Revised Recommendation: Tales From an Uneven Loop

Previously, I made a strong recommendation for Amazon’s Tales from the Loop.

They got me.

This discussion will be semi-spoilery.  No major reveals, but you can’t do an episode by episode discussion without touching on the plots, and you really do want to go into this show as blind as possible.

The first two episodes were great.  The third limped along as merely good.  Then things got really, really uneven.  Here now are capsule reviews of all eight episodes complete with very, very minor spoilers.  Note that the tech doesn’t matter.  This show uses the mystery of the Loop as a framing device to explore people and their relationships.  It’s a bit like Lost, if Lost wasn’t written by a conman selling empty boxes.

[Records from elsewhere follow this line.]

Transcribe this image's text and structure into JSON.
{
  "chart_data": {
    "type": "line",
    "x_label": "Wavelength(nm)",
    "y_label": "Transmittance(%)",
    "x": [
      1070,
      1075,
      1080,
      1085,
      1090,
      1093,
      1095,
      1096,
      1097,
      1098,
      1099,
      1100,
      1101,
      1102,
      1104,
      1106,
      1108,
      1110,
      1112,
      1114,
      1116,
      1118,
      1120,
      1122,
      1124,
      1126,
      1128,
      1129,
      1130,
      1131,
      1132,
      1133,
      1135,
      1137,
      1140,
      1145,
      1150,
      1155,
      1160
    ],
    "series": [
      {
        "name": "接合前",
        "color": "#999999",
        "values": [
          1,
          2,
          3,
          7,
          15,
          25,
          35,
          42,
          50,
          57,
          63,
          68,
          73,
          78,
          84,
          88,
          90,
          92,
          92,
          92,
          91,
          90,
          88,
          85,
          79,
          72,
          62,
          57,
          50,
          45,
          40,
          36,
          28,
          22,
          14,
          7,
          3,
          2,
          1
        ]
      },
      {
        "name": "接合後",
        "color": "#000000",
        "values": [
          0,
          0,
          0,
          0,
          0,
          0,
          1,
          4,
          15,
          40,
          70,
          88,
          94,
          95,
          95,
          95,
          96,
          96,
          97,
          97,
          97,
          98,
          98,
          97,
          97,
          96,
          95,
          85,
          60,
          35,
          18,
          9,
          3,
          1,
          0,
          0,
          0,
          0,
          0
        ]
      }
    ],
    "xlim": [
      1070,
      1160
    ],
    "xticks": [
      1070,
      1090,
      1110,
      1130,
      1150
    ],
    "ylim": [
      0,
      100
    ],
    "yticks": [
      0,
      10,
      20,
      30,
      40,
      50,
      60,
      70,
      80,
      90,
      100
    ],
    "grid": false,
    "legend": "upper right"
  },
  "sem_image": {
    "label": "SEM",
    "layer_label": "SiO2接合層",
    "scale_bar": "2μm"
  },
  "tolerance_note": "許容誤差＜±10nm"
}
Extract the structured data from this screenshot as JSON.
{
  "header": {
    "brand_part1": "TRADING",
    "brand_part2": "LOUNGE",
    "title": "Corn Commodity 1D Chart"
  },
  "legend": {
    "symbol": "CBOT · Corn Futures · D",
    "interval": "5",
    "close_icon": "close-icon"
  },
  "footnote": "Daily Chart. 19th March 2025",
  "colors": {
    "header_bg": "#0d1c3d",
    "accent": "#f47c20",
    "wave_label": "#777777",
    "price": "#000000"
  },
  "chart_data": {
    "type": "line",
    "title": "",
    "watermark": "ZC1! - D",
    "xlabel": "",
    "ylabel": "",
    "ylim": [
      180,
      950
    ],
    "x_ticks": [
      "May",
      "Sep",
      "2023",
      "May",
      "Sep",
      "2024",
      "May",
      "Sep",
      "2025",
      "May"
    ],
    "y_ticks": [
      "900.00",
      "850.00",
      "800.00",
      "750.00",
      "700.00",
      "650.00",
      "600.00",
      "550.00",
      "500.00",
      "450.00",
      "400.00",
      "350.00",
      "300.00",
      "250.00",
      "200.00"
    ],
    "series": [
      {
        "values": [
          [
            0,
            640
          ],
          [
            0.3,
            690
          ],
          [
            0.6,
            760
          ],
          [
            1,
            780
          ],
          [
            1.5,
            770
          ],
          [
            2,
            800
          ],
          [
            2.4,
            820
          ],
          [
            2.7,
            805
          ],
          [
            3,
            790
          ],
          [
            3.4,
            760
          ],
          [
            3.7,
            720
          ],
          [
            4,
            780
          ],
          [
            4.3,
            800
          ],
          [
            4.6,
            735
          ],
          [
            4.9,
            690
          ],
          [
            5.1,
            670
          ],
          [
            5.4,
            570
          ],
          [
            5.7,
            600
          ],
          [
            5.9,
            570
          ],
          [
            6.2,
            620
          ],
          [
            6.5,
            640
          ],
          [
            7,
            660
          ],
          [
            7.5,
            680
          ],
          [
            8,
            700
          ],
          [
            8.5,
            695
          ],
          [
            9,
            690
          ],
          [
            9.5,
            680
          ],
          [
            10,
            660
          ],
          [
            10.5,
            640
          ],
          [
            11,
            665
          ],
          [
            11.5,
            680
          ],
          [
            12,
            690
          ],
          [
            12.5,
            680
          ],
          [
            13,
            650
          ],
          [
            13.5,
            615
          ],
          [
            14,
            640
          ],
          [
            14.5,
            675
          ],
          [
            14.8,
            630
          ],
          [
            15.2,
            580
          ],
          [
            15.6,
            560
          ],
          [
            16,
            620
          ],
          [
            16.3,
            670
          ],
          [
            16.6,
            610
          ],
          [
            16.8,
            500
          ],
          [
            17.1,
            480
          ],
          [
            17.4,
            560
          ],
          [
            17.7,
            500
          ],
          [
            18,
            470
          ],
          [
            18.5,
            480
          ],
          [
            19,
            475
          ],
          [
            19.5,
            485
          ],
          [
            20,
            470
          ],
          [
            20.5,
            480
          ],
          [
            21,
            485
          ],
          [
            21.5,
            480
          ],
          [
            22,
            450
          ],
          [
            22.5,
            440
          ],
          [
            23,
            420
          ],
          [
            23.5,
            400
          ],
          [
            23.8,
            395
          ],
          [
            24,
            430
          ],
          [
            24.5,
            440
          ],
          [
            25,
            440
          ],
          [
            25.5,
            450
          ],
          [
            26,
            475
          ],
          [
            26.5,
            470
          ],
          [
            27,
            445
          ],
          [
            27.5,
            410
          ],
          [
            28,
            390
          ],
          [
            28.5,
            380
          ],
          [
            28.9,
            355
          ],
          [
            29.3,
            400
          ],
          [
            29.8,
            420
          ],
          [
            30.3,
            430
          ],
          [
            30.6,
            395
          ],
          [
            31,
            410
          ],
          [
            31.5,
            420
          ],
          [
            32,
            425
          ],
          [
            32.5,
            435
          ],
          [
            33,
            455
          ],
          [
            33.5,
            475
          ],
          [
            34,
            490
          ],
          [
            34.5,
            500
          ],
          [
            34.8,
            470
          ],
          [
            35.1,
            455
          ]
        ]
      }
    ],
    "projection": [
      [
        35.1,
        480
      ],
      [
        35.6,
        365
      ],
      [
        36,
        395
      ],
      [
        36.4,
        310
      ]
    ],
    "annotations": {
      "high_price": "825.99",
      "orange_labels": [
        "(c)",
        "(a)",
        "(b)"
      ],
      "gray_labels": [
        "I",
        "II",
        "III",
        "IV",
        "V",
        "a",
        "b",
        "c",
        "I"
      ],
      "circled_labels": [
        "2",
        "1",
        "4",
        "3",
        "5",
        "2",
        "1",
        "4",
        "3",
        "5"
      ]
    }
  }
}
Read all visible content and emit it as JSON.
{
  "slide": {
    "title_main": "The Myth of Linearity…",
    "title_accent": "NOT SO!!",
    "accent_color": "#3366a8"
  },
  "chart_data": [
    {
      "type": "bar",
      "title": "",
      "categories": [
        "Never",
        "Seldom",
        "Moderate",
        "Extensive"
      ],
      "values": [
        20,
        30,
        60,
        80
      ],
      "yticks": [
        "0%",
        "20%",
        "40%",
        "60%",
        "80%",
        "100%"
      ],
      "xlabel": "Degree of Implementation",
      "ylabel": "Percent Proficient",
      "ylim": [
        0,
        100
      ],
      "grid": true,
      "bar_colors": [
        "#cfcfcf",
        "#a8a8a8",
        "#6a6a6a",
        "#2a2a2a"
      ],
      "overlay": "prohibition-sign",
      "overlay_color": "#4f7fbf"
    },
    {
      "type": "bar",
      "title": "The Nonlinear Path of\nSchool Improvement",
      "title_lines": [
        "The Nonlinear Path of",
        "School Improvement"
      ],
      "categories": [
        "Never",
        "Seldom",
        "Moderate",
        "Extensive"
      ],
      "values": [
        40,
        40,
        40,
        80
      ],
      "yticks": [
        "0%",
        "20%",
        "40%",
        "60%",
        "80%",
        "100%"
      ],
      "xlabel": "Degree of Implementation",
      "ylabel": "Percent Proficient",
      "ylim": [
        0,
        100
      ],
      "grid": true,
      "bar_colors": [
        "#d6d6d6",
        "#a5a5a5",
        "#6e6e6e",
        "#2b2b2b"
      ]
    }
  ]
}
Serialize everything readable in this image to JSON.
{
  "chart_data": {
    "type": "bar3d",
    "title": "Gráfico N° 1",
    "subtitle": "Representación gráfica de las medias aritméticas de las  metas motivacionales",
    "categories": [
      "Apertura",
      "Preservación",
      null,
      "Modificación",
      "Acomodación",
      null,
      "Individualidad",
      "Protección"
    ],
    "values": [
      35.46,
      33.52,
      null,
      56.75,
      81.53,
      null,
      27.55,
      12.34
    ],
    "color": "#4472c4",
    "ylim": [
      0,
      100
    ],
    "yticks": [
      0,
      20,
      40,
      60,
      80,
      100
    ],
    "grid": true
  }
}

  1. Loop: Fantastic television with a surprisingly pro-life message as a young girl learns to cope with her mother’s regret at not aborting her, and a middle-aged mother learns to get over regretting having children.  Wonderful television as mysterious as it is beautiful, this strong opening nails the bittersweet aesthetic of love in a changing universe.
  2. Transpose: A refreshingly mature take on the virgin and chad meme made flesh.  This episode is jam-packed with musings on duty and friendship and seeing things from the other guy’s point of view before you do something stupid.
  3. Stasis: A solid entry that follows up on the “be careful what you wish for” message with a girl who has to outgrow her desire to live in the moment.  Following the same message as episode one, this looks at the high price to be paid when one does not embrace the changing nature of the universe.  The woke-casting stumbles against itself as the inter-racial couple of episode two smashes into the Chinese Directrix’s need for an all-Chinese couple to play the starring roles, and the result is exactly the sort of self-segregation that is practiced in both the pseudo-1980s of the LoopVerse and today.  That is a minor annoyance in this otherwise interesting take on an old Twilight Zone MacGuffin.  It is, however, a warning sign of things to come.
  4. Echo Sphere: The first weak entry, in which our resident genius confronts the emptiness of his world and the limits of both his intelligence and his worldview.  There are a number of (likely inadvertent) clues that the man is a huckster.  The story follows a young boy confronted with death, and who has to find his own meaning of life in a world where all of the adults in his life have surrendered to the forces of material nihilism.  It is saved at the last moment by an acknowledgement that life is worth living, and that the good men do lives on after them, but in this episode the mask is ripped off – the creators of this supernatural show reject the supernatural.
  5. Control: My flagging faith in the show is restored with this phenomenal and respectful story of a father confronting his own limitations.  Plagued by problems he cannot fix, and by multiple problems with mutually exclusive solutions, he fights to find a path through a disastrous life not of his own making.  It is an honest peek at the struggles of middle-class men, and a glimpse at the heavy weight they bear upon their shoulders.  Once again, we catch that rarest of television moments – genuine male friendship and tenderness without a sly wink to tarnish it.
  6. Parallel: Here the gloves come off and the sci-fi tech turns into the most believable aspect of the story.  In Parallel, a gay man learns to open himself up to sodomy without the baggage of standards.  Not even kidding here.  That’s the message.  A completely skippable filler episode that adds nothing to the ongoing study of love and growth and change.
  7. Enemies: Another filler episode, this one answers a few unimportant questions raised in the earlier episodes.  It felt odd to see a show present three young white males out on an adventure until I realized that the episode featured the usual anti-humanitarian message of “who is the real monster?”  No diversity need apply when it comes to that message.  Another imminently skippable episode.
  8. Home: The show ends with a sort-of resolution to the overall arching plot of a family devastated by the patriarch’s obsession with robots and time-tinkering.  The theme of the show, that change is universal and we must learn to swim in the stream of time even if that means losing the moments and people we love, gets hammered home.  Just in case you didn’t get it, one of the characters describes a book introduced in the show as “sad, but beautiful” and all but looks straight into the camera and winks.

The final count here is four incredible episodes of thinky sci-fi, two interesting episodes that suffer from identity crises and contradictory messages, one standard humans are the real virus episode, and one complete waste of time.

Skip episode 5 and you’ve got a strong recommend from me.  That pointless digression undercuts things to result in a “recommend with reservations”.